Eczacılar: Depremzedelerden ilaç fiyat farklarının alınmaması gerekiyor

Türk Eczacıları Birliği, depremzedelerin ilaç fiyat farkı ödememesi için SGK’ya talepte bulundu, “İlaç fiyat farklarının alınmaması gerekiyor çünkü hiçbirinin şu anda bu ödeme gücü bulunmuyor” dedi.

Google Haberlere Abone ol

ANKARA - Maraş ve Hatay merkezli depremlerin ardından Türk Eczacıları Birliği aracılığıyla deprem bölgesine çok sayıda ilaç ulaştı. Geride kalan iki haftada ilaç süreciyle ilgili bilgi veren Türk Eczacıları Birliği Başkanı Arman Üney, deprem bölgesinde 28 sahra eczanesiyle hizmet verdiklerini, afet yardım kampanyası başlattıklarını bu sayede ilaç ve tıbbi malzeme sürekliliğini sağladıklarını ifade etti.
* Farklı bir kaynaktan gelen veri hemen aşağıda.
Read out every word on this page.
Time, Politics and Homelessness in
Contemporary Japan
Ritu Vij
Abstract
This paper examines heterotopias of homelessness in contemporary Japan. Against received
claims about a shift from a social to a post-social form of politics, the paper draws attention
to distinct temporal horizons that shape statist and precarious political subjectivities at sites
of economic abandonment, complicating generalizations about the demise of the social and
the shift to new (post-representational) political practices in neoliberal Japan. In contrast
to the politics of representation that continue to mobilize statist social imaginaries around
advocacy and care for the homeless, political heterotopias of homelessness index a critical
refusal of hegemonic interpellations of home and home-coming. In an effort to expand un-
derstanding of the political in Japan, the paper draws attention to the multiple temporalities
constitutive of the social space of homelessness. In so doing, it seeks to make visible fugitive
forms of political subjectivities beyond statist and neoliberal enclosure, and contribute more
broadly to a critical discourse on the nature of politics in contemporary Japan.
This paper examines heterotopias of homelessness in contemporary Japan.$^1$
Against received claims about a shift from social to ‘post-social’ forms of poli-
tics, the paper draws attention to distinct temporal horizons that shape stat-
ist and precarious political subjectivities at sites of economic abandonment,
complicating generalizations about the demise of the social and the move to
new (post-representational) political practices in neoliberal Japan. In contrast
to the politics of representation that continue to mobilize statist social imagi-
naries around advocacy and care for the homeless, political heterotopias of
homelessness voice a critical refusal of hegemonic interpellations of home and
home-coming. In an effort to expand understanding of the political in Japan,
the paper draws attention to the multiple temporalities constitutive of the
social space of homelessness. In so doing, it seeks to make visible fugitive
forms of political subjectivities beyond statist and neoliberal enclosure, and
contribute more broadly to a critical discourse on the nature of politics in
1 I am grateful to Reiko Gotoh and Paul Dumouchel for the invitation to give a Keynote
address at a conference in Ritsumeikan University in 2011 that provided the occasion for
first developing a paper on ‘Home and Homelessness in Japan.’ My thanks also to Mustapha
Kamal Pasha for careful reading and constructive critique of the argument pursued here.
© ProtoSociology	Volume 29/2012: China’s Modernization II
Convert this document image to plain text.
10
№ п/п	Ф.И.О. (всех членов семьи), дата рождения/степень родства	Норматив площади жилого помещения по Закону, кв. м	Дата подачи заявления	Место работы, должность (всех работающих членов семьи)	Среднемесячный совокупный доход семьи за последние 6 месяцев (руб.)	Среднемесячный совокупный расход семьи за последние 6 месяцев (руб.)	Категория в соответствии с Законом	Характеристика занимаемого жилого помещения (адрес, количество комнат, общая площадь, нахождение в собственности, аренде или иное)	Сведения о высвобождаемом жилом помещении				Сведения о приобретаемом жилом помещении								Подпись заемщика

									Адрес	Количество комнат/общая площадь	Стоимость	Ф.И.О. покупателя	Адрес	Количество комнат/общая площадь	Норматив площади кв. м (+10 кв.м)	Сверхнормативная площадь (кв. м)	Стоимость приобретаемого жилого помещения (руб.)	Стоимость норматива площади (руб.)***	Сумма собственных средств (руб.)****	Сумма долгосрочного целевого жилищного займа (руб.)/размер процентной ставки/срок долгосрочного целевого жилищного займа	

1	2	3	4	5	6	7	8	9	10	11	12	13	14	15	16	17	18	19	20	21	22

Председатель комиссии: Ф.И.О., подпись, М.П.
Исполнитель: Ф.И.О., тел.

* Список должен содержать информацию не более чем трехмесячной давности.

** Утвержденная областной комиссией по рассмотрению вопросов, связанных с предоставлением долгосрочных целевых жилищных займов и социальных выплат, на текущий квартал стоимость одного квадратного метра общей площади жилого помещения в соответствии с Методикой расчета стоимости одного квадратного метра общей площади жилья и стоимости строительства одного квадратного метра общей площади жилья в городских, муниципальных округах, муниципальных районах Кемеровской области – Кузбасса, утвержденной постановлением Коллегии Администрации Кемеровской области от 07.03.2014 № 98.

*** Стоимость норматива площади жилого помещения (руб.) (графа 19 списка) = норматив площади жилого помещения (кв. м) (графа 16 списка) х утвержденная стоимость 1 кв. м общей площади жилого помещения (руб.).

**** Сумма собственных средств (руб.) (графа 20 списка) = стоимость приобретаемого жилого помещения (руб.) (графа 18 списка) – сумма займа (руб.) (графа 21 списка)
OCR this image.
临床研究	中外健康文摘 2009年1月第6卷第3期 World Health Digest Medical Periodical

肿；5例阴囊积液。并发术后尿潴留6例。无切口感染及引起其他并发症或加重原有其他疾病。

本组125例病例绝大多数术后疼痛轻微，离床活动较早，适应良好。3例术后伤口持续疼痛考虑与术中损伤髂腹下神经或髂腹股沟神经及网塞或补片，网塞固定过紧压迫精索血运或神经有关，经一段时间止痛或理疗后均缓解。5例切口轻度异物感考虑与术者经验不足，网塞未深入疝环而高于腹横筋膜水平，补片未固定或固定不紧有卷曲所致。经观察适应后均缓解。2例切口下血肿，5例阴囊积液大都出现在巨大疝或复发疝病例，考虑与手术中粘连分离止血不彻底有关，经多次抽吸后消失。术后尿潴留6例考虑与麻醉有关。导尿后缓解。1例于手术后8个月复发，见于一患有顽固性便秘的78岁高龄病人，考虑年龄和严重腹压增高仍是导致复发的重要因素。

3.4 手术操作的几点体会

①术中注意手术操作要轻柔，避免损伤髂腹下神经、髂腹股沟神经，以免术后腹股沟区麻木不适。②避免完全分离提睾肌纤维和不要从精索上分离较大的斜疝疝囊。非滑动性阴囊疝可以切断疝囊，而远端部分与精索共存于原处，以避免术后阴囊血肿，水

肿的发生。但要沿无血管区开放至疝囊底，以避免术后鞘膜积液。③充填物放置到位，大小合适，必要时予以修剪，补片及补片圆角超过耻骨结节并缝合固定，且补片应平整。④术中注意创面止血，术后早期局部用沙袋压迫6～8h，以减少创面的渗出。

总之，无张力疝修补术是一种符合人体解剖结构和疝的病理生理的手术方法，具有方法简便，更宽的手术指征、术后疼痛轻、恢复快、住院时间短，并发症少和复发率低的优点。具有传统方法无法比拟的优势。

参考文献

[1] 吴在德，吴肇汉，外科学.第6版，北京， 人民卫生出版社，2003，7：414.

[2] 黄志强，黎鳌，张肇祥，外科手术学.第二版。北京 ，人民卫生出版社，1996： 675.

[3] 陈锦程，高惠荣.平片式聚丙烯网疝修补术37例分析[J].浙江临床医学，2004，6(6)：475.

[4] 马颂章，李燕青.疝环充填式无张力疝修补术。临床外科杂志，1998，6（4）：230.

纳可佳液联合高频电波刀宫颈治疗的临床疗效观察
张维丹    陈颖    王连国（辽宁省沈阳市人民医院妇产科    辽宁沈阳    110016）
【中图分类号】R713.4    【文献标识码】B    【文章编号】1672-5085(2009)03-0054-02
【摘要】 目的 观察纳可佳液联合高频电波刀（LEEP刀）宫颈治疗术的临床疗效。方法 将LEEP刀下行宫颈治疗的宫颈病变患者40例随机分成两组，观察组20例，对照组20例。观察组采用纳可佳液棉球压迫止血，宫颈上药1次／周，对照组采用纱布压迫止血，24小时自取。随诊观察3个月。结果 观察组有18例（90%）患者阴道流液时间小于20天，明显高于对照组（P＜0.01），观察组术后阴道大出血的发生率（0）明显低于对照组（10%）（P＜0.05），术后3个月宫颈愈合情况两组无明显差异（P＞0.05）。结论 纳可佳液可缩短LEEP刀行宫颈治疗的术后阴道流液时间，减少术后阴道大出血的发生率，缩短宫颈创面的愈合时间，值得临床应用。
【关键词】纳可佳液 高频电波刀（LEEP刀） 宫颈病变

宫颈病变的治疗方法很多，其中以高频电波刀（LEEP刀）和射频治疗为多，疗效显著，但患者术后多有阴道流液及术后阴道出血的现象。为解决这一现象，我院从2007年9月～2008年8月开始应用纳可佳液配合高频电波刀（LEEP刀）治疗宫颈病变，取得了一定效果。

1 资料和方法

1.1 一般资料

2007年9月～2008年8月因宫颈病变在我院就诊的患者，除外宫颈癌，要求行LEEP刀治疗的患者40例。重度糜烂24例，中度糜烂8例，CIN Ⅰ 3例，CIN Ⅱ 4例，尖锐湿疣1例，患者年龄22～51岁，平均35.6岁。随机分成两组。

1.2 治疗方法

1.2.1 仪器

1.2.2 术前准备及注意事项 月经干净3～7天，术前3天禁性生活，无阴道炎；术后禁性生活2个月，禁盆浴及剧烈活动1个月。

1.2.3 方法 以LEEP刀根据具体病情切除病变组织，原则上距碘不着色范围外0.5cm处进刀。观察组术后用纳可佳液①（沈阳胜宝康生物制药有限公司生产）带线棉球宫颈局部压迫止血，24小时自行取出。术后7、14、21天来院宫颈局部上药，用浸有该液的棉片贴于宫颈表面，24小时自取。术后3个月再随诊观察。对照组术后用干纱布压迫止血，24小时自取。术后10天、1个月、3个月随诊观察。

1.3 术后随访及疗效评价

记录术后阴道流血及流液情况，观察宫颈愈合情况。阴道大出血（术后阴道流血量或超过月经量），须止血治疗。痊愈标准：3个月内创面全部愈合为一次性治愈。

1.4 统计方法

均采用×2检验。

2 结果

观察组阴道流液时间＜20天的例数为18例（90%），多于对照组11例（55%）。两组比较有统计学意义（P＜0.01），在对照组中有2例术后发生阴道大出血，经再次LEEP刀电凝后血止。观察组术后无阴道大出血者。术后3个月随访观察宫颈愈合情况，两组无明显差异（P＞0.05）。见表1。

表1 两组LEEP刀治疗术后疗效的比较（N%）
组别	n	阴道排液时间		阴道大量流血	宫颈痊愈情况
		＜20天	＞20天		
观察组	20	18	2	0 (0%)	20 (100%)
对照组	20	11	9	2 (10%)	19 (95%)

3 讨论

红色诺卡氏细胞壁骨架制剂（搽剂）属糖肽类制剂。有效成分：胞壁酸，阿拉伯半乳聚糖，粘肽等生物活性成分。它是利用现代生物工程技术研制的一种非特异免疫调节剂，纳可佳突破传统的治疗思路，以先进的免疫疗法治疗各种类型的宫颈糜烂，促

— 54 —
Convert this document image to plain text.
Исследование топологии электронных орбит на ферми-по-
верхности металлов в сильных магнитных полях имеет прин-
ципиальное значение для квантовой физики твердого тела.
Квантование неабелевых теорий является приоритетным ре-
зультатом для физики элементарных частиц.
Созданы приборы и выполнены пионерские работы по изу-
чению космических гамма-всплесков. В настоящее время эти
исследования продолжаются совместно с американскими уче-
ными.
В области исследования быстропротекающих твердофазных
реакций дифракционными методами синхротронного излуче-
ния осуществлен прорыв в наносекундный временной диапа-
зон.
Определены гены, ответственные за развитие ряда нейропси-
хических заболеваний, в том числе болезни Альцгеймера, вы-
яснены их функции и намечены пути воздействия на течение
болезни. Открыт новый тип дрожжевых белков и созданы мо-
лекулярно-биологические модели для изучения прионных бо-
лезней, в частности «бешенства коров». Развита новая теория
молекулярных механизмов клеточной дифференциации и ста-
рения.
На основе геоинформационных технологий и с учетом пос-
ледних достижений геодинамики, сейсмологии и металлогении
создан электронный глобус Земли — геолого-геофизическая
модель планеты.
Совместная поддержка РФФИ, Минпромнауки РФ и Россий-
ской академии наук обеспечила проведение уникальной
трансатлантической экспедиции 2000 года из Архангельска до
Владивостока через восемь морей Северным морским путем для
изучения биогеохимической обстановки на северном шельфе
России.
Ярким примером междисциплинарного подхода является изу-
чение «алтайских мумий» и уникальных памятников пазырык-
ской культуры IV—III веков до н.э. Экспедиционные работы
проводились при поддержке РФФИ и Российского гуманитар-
Deprem bölgelerindeki sahra eczanelerindeki ilaçlara ücretsiz erişildiğini, bunun da eczacıların yaptıkları bağışlarla tedarik edildiğini belirten Üney, “Ayrıca meslektaşlarımızın bağışladığı ilaç ve tıbbi malzemeler ile ısıtıcılar, battaniyeler, kışlık montlar, çoraplar, bereler, çocuk giysileri gibi diğer ihtiyaç malzemelerinden oluşan yardımlarımızı da ücretsiz bir şekilde Birliğimize tahsis edilen 50 tonluk kargo uçağı ile bölgeye gönderdik. Bu uçağa sığmayan malzemeleri de ikinci bir kargo uçağı ile göndererek civar bölgelerdeki depremzedelere ulaştırdık” dedi.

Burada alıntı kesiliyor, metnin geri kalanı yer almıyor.